Kelleher has also teamed with classmate Olga Khmylev to form one of the most successful doubles pairs in Boston College history. The duo has achieved a lot of BC firsts this season. In November, they became the first team to go to the USTA/ITA Indoor Intercollegiate Championships. They were the first to be ranked No.1 in the Northeast region and their No. 11 national ranking was the highest in school history.
It was an all-BC final in the ITA Northeast Regional Championship, and Kelleher and Khmylev defeated teammates freshman Jessica Wacnik and senior Erina Kikuchi, 8-6, to get the automatic bid to the national tournament. There, the pair went go on to upset a 19th-ranked duo from Ole Miss and the seventh-seed from Wake Forest before losing to the third-ranked pair from Northwestern in the quarterfinals.
"Nationals were nice because you play people you don't normally get to play," Kelleher said. "We got to see how we'd do against those teams, and we did pretty well, so it was motivating. It definitely let us know we could keep up with the top teams in the ACC."
Khmylev and Kelleher have been playing together since freshman year, and Kelleher said that this consistency has helped them play so well together. Friends off the court, they have been able to learn to communicate well and know each other's strengths and weaknesses.
"I know that she's all over the net," Kelleher said of Khmylev. "She can cover pretty much any ball that comes her way at the net so that's a confidence booster for me at the baseline. I know that if I can set her up and get the point underway she'll most likely finish it with some unbelievable volley."

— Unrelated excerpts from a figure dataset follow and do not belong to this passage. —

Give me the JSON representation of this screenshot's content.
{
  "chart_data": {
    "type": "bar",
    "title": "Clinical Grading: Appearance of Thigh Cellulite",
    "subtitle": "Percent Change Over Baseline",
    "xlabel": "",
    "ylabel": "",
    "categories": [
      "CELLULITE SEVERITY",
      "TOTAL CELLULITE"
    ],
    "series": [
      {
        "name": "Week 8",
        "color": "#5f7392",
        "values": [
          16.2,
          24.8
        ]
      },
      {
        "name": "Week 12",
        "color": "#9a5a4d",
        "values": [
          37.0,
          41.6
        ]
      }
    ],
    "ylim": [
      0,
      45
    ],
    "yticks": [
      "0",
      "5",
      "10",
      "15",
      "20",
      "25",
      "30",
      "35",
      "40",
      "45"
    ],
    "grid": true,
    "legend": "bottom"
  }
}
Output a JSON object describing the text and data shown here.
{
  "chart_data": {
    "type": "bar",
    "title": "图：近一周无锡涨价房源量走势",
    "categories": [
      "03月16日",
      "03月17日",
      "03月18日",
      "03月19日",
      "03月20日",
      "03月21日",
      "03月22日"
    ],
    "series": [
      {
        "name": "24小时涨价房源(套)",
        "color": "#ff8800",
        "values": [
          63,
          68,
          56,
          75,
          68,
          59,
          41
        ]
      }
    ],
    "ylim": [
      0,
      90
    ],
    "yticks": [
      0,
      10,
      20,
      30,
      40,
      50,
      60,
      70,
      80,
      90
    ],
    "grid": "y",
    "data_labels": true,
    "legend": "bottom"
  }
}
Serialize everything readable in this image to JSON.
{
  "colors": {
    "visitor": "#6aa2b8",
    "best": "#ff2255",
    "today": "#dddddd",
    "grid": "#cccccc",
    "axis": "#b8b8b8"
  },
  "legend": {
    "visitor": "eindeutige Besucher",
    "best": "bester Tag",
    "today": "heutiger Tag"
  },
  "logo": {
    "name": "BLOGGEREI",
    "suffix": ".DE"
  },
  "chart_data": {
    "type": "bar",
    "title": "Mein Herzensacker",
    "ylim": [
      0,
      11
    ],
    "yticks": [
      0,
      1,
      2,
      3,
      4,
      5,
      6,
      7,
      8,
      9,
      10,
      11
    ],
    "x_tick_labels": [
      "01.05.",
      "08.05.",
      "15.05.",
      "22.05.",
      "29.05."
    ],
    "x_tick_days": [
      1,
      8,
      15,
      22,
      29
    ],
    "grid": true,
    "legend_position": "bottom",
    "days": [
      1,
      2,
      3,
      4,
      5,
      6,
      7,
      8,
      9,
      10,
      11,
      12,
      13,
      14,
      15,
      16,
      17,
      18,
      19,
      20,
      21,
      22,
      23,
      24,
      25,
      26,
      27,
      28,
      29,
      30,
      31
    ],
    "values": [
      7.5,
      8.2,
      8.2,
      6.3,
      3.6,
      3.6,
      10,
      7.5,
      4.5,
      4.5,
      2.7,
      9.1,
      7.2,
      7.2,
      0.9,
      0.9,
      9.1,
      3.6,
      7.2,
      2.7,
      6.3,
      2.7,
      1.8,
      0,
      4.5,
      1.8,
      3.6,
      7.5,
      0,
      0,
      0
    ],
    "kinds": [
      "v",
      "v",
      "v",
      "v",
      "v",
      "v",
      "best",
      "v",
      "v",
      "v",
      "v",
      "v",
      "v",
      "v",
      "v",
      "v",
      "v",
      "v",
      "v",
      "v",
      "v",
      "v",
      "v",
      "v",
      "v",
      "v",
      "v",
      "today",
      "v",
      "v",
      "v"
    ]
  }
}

With the quick turnaround between matches, Kelleher uses the morning sessions to work on aspects of her doubles and singles play with her coaches. While she has been hampered by a foot injury most of the spring season, she is developing into an all-court singles player capable of frustrating opponents by being unpredictable and creative with her shot selection.
"Being able to mix it up, especially against a lot of the teams that are ranked top in the country, is really important," she said of playing in the tough ACC conference. "You can't let them get used to one style of play; you have to make them guess and never know what you're going to come up with."
Putting in the extra time on the court, as well as off it, is tied to wanting to make the most of her time at BC. After all, the Worcester Academy graduate always dreamed about going to Boston College and playing tennis in college.
"I just want to get the most out of this that I can," Kelleher explained. "I feel that if I'm not giving the most effort I'm able to, I'm not really doing everything I can to be the best that I can be."
And, of course, she wants to be able to perfect her game.
"She is, in many ways, a perfectionist on the court," head coach Nigel Bentley said. "She can never get enough of hitting and working things out. Nobody works harder than Alex."
Whether she's playing first singles or third singles, Kelleher wants to help what she called one of the deepest teams she's been on while at BC win matches. The team is currently ranked No. 62 in the country, and Kelleher said they have all been working hard to navigate the ACC.
"Playing [first singles] is an honor more than anything," she noted. "But, with all the girls on the team, anyone can play any position really. I think it's all about just being a team and not letting the position really affect you but just competing as a unit. In the end, it doesn't matter if number one wins or number six wins, it's just getting that win for the team."
Because of how hard she works and how much natural talent she has, Kelleher is sure to be able to do what she came here to do: win matches and help the team keep getting better.
"For Alex as a singles and doubles player, the best is yet to come," Bentley said. "We all feel she's on the verge of having a major breakout."